Médicament contre la douleur et la fièvre parmi les plus consommés en France, le paracétamol est présent dans toutes les armoires à pharmacie familiales. Malgré cette apparente banalité, le paracétamol n’est pas dépourvu d’effets indésirables, notamment sur le foie. En Angleterre, cet anti-douleur en vente libre est d’ailleurs très utilisé dans les tentatives de suicide car une overdose massive peut provoquer la mort par hépatite fulminante. Mais sans aller jusqu’au suicide, les surdosages accidentels de paracétamol, c’est à dire les prises répétées de plus de 4g par jour, font également des ravages. En France, comme dans la plupart des pays développés, ils sont la 1e cause d’hépatite aigüe grave nécessitant une greffe de foie.
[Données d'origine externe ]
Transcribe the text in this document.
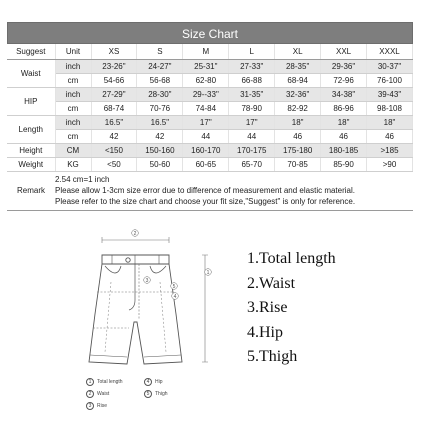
Size Chart
Suggest	Unit	XS	S	M	L	XL	XXL	XXXL
Waist	inch	23-26"	24-27"	25-31"	27-33"	28-35"	29-36"	30-37"
	cm	54-66	56-68	62-80	66-88	68-94	72-96	76-100
HIP	inch	27-29"	28-30"	29--33"	31-35"	32-36"	34-38"	39-43"
	cm	68-74	70-76	74-84	78-90	82-92	86-96	98-108
Length	inch	16.5"	16.5"	17"	17"	18"	18"	18"
	cm	42	42	44	44	46	46	46
Height	CM	<150	150-160	160-170	170-175	175-180	180-185	>185
Weight	KG	<50	50-60	60-65	65-70	70-85	85-90	>90
Remark
2.54 cm=1 inch
Please allow 1-3cm size error due to difference of measurement and elastic material.
Please refer to the size chart and choose your fit size,"Suggest" is only for reference.
2
1
4
5
3
1.Total length
2.Waist
3.Rise
4.Hip
5.Thigh
1	Total length	4	Hip
2	Waist	5	Thigh
3	Rise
Les cellules du foie noyées sous l’afflux de calcium
On savait jusqu’ici que cette toxicité hépatique du paracétamol était liée à la présence dans les cellules du foie de quantité toxiques de calcium. Une équipe de l’Université australienne d’Adélaïde publie aujourd’hui dans la revue spécialisée PNAS l’explication de cet afflux de calcium dans les cellules hépatiques. Les responsables s’appellent TRPM2, il s’agit de petits canaux situés dans la membrane des cellules hépatiques. En présence d’acétaminophène, la substance active du paracétamol, ces canaux s’ouvrent et laissent de plus en plus de calcium pénétrer dans les cellules du foie jusqu’à ce que mort s’en suive.
Pour confirmer cette hypothèse, les auteurs de l’étude ont conçu des souris dépourvues de ces canaux TRPM2. 24h après injection de paracétamol, les dommages sur le foie de ces souris et la quantité de cellules nécrosées étaient très significativement réduite par rapport à ceux des souris classiques. « Avec ces canaux TRPM2, nous avons maintenant une cible pour de potentiels médicaments contre l’overdose de paracétamol et d’autres empoisonnements endommageant le foie », affirme le Dr Grigori Rychkov, l’un des auteurs de cette étude.
Une cible pour de futurs médicaments
Actuellement, les méfaits d’un surdosage de paracétamol ne peuvent être traités que si ils sont arrêtés à temps, c’est à dire dans les 18 heures, avant que les cellules du foie ne soient endommagées. Agir sur les canaux TRPM2 pourrait permettre d’élargir cette fenêtre d’action. « Si nous pouvons stopper l’afflux de calcium et empêcher les morts cellulaires, nous donnerons au foie de meilleures chances de récupération et nous pourrons, je l’espère, prévenir les insuffisances hépatiques complètes », pronostique le Dr Rychkov.
La compréhension de ce mécanisme d’entrée du calcium dans les cellules hépatiques pourrait également être utile dans les maladies hépatiques non alcooliques et certains cancers du foie.